Tuesday, August 29, 2006

There is no question my age is showing more and more. Even at my advanced age, and escorted by my wife, I still notice good looking girls, but lately I have paid more attention to the way they dress than the shape of their legs or the depth of their cleavage. While eating out this past weekend, I noticed a few young ladies at a table near us who were representative of what I have noticed more and more through the years. They wore jeans that I would have discarded when I was their age. They wear these tank tops or muscle type shirts for girls with their bra straps of a different color ornamenting their shoulder in addition to the tacky shirt. Their tattered jeans extend far below the cleavage of the abundant mounds of the buttock and a tattoo usual ornaments this cleavage. Their ears usually have multiple piercings along the cartliage of the pinna. The brow and tongue rings are frequent sites to compliment the ear. Beauty like this can only be found in National Geographic. Their hair styles look more like a scarecrow.
All this is in contrast to the type girls I grew up with who looked like Marilyn Monroe and Lauren Bacall in How to Marry a Millionaire and all the people in my time looked like those in the Peyton Place movie. All were well dressed. Even the activities depicted in Peyton are a Sunday School picnic compared to the activities of today.
My observations on the youth and average person of the time were quickly put into proper perspective this weekend when I went to Tyler to visit my severely demented sister. She sat in the chair blissfully smiling, totally unaware of the cesspool of humanity roaming the streets. There are some advantages to dementia.
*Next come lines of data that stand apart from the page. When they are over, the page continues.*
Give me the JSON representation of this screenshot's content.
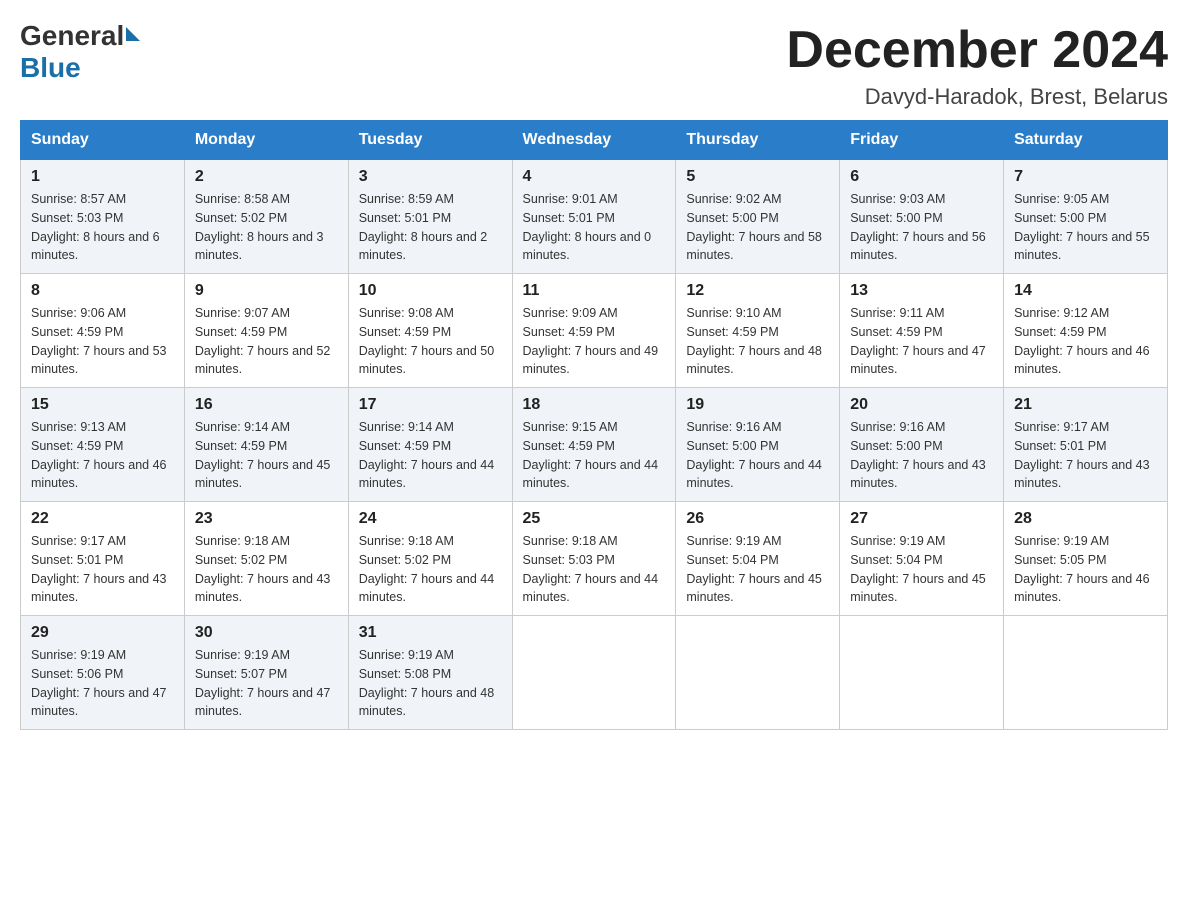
{
  "header": {
    "logo": {
      "general": "General",
      "blue": "Blue"
    },
    "title": "December 2024",
    "location": "Davyd-Haradok, Brest, Belarus"
  },
  "calendar": {
    "days_of_week": [
      "Sunday",
      "Monday",
      "Tuesday",
      "Wednesday",
      "Thursday",
      "Friday",
      "Saturday"
    ],
    "weeks": [
      [
        {
          "day": "1",
          "sunrise": "8:57 AM",
          "sunset": "5:03 PM",
          "daylight": "8 hours and 6 minutes."
        },
        {
          "day": "2",
          "sunrise": "8:58 AM",
          "sunset": "5:02 PM",
          "daylight": "8 hours and 3 minutes."
        },
        {
          "day": "3",
          "sunrise": "8:59 AM",
          "sunset": "5:01 PM",
          "daylight": "8 hours and 2 minutes."
        },
        {
          "day": "4",
          "sunrise": "9:01 AM",
          "sunset": "5:01 PM",
          "daylight": "8 hours and 0 minutes."
        },
        {
          "day": "5",
          "sunrise": "9:02 AM",
          "sunset": "5:00 PM",
          "daylight": "7 hours and 58 minutes."
        },
        {
          "day": "6",
          "sunrise": "9:03 AM",
          "sunset": "5:00 PM",
          "daylight": "7 hours and 56 minutes."
        },
        {
          "day": "7",
          "sunrise": "9:05 AM",
          "sunset": "5:00 PM",
          "daylight": "7 hours and 55 minutes."
        }
      ],
      [
        {
          "day": "8",
          "sunrise": "9:06 AM",
          "sunset": "4:59 PM",
          "daylight": "7 hours and 53 minutes."
        },
        {
          "day": "9",
          "sunrise": "9:07 AM",
          "sunset": "4:59 PM",
          "daylight": "7 hours and 52 minutes."
        },
        {
          "day": "10",
          "sunrise": "9:08 AM",
          "sunset": "4:59 PM",
          "daylight": "7 hours and 50 minutes."
        },
        {
          "day": "11",
          "sunrise": "9:09 AM",
          "sunset": "4:59 PM",
          "daylight": "7 hours and 49 minutes."
        },
        {
          "day": "12",
          "sunrise": "9:10 AM",
          "sunset": "4:59 PM",
          "daylight": "7 hours and 48 minutes."
        },
        {
          "day": "13",
          "sunrise": "9:11 AM",
          "sunset": "4:59 PM",
          "daylight": "7 hours and 47 minutes."
        },
        {
          "day": "14",
          "sunrise": "9:12 AM",
          "sunset": "4:59 PM",
          "daylight": "7 hours and 46 minutes."
        }
      ],
      [
        {
          "day": "15",
          "sunrise": "9:13 AM",
          "sunset": "4:59 PM",
          "daylight": "7 hours and 46 minutes."
        },
        {
          "day": "16",
          "sunrise": "9:14 AM",
          "sunset": "4:59 PM",
          "daylight": "7 hours and 45 minutes."
        },
        {
          "day": "17",
          "sunrise": "9:14 AM",
          "sunset": "4:59 PM",
          "daylight": "7 hours and 44 minutes."
        },
        {
          "day": "18",
          "sunrise": "9:15 AM",
          "sunset": "4:59 PM",
          "daylight": "7 hours and 44 minutes."
        },
        {
          "day": "19",
          "sunrise": "9:16 AM",
          "sunset": "5:00 PM",
          "daylight": "7 hours and 44 minutes."
        },
        {
          "day": "20",
          "sunrise": "9:16 AM",
          "sunset": "5:00 PM",
          "daylight": "7 hours and 43 minutes."
        },
        {
          "day": "21",
          "sunrise": "9:17 AM",
          "sunset": "5:01 PM",
          "daylight": "7 hours and 43 minutes."
        }
      ],
      [
        {
          "day": "22",
          "sunrise": "9:17 AM",
          "sunset": "5:01 PM",
          "daylight": "7 hours and 43 minutes."
        },
        {
          "day": "23",
          "sunrise": "9:18 AM",
          "sunset": "5:02 PM",
          "daylight": "7 hours and 43 minutes."
        },
        {
          "day": "24",
          "sunrise": "9:18 AM",
          "sunset": "5:02 PM",
          "daylight": "7 hours and 44 minutes."
        },
        {
          "day": "25",
          "sunrise": "9:18 AM",
          "sunset": "5:03 PM",
          "daylight": "7 hours and 44 minutes."
        },
        {
          "day": "26",
          "sunrise": "9:19 AM",
          "sunset": "5:04 PM",
          "daylight": "7 hours and 45 minutes."
        },
        {
          "day": "27",
          "sunrise": "9:19 AM",
          "sunset": "5:04 PM",
          "daylight": "7 hours and 45 minutes."
        },
        {
          "day": "28",
          "sunrise": "9:19 AM",
          "sunset": "5:05 PM",
          "daylight": "7 hours and 46 minutes."
        }
      ],
      [
        {
          "day": "29",
          "sunrise": "9:19 AM",
          "sunset": "5:06 PM",
          "daylight": "7 hours and 47 minutes."
        },
        {
          "day": "30",
          "sunrise": "9:19 AM",
          "sunset": "5:07 PM",
          "daylight": "7 hours and 47 minutes."
        },
        {
          "day": "31",
          "sunrise": "9:19 AM",
          "sunset": "5:08 PM",
          "daylight": "7 hours and 48 minutes."
        },
        null,
        null,
        null,
        null
      ]
    ]
  }
}
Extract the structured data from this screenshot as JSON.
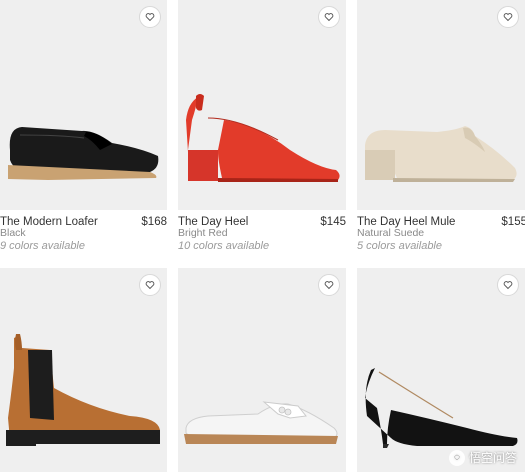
{
  "products": [
    {
      "name": "The Modern Loafer",
      "price": "$168",
      "color": "Black",
      "availability": "9 colors available",
      "icon": "heart-icon"
    },
    {
      "name": "The Day Heel",
      "price": "$145",
      "color": "Bright Red",
      "availability": "10 colors available",
      "icon": "heart-icon"
    },
    {
      "name": "The Day Heel Mule",
      "price": "$155",
      "color": "Natural Suede",
      "availability": "5 colors available",
      "icon": "heart-icon"
    },
    {
      "name": "",
      "price": "",
      "color": "",
      "availability": "",
      "icon": "heart-icon"
    },
    {
      "name": "",
      "price": "",
      "color": "",
      "availability": "",
      "icon": "heart-icon"
    },
    {
      "name": "",
      "price": "",
      "color": "",
      "availability": "",
      "icon": "heart-icon"
    }
  ],
  "watermark": {
    "text": "悟空问答"
  },
  "colors": {
    "background": "#efefef",
    "text": "#333333",
    "muted": "#9a9a9a"
  }
}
Blogger jeff ludwick said...

It is not your age, Doc, you are just not a deep thinker. We have to get you thinking "outside the box" as all of the new-waves say. Use these times as opportunities. When I see one of these young hotties in tattered jeans sometimes I will tell my wife "Look, dear, another homeless girl. We should take her home and get her a hot meal and then take her to the mall and get her some new jeans." My wife is usually so distraught in pity for these girls that she simply goes deaf and just glares at me. As far as the tattoos...they present hours of quality time with their children in years to come. As these girls sag, droop and expand their children will have only to buy a sharpie pen to insure days of pleasure with a human connect-the-dots game. Get with the times and quit being such a stick-in-the-mud!!!!